Doch wie sehen die Alternativen aus? Den Auftrag verloren hat er schon. Ab jetzt kann er nur noch gewinnen. Zum Beispiel, indem er volles Risiko fährt und sich nicht an seinen bisherigen Verhandlungspartner, sondern an dessen direkten Vorgesetzten wendet.

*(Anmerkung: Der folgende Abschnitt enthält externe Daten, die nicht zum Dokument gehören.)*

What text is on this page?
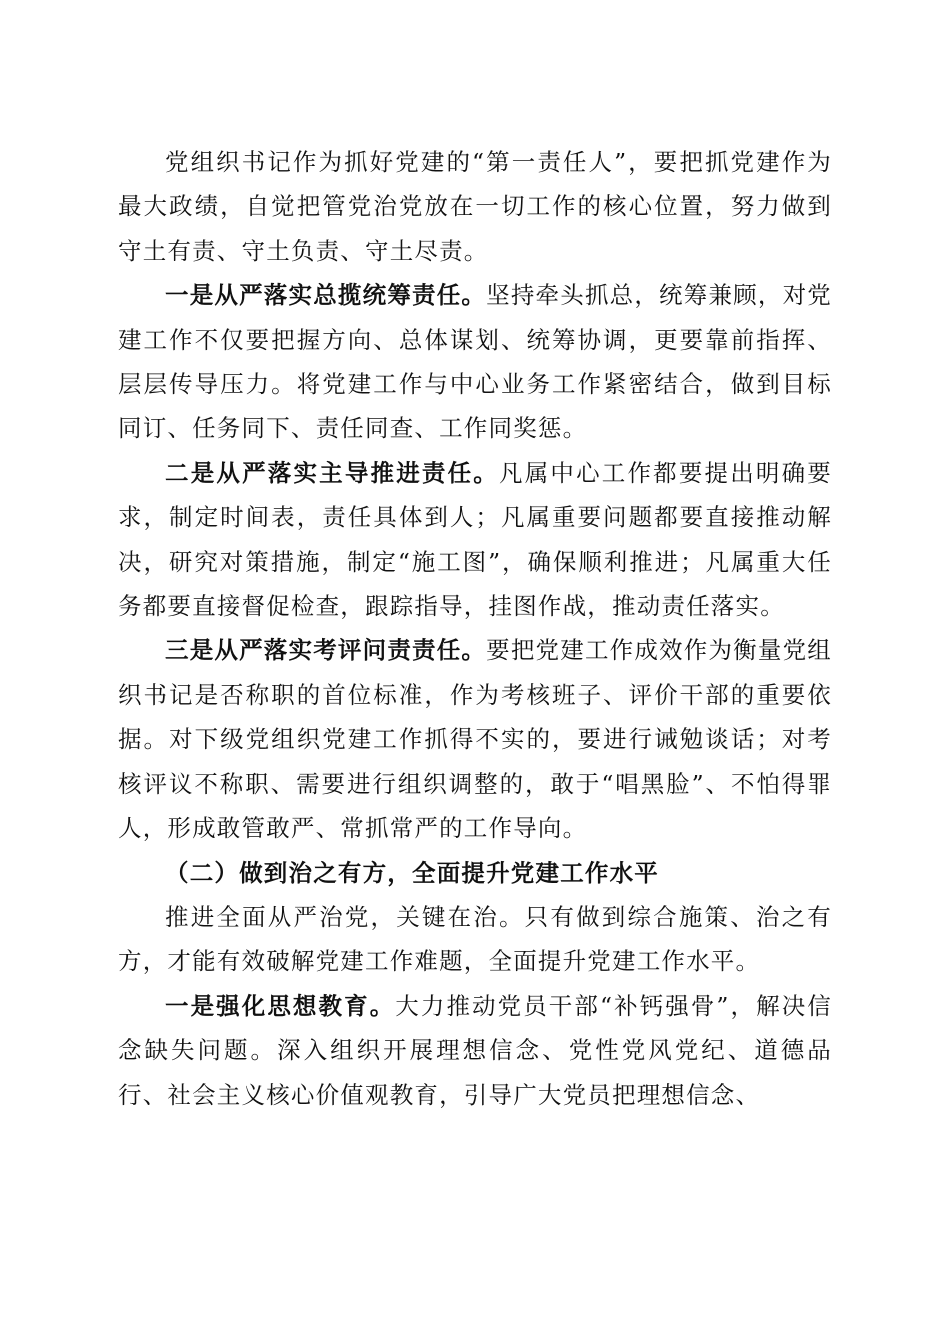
党组织书记作为抓好党建的“第一责任人”，要把抓党建作为最大政绩，自觉把管党治党放在一切工作的核心位置，努力做到守土有责、守土负责、守土尽责。

一是从严落实总揽统筹责任。坚持牵头抓总，统筹兼顾，对党建工作不仅要把握方向、总体谋划、统筹协调，更要靠前指挥、层层传导压力。将党建工作与中心业务工作紧密结合，做到目标同订、任务同下、责任同查、工作同奖惩。

二是从严落实主导推进责任。凡属中心工作都要提出明确要求，制定时间表，责任具体到人；凡属重要问题都要直接推动解决，研究对策措施，制定“施工图”，确保顺利推进；凡属重大任务都要直接督促检查，跟踪指导，挂图作战，推动责任落实。

三是从严落实考评问责责任。要把党建工作成效作为衡量党组织书记是否称职的首位标准，作为考核班子、评价干部的重要依据。对下级党组织党建工作抓得不实的，要进行诫勉谈话；对考核评议不称职、需要进行组织调整的，敢于“唱黑脸”、不怕得罪人，形成敢管敢严、常抓常严的工作导向。

（二）做到治之有方，全面提升党建工作水平

推进全面从严治党，关键在治。只有做到综合施策、治之有方，才能有效破解党建工作难题，全面提升党建工作水平。

一是强化思想教育。大力推动党员干部“补钙强骨”，解决信念缺失问题。深入组织开展理想信念、党性党风党纪、道德品行、社会主义核心价值观教育，引导广大党员把理想信念、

Denn oftmals sind Gesprächspartner gar nicht entscheidungsbefugt, sondern führen nur Weisungen von oben aus. Da ist es besser, gleich mit dem Entscheider zu reden.
In der Hierarchiestufe nach oben zu gehen, klappt natürlich nicht einfach so: Maier muss jemanden um Vermittlung bitten, der den Vorgesetzten gut kennt. Er muss Informationen über seinen Verhandlungspartner einholen. Und er muss Zugeständnisse machen, damit sein Gegenüber das Gesicht wahren kann.
Was ihm dabei hilft, sind eine klare Zielsetzung – und das Wissen, dass er eigentlich nichts mehr zu verlieren hat. Denn dadurch kann er zuversichtlich und auf Augenhöhe in Gespräche und Verhandlungen gehen. Schließlich mag niemand mag gerne mit Bittstellern verhandeln. Am Ende zahlt sich Maiers Risiko aus: Er gewinnt den schon verlorenen Auftrag doch noch für sein Unternehmen. Und der Chef ist hochzufrieden.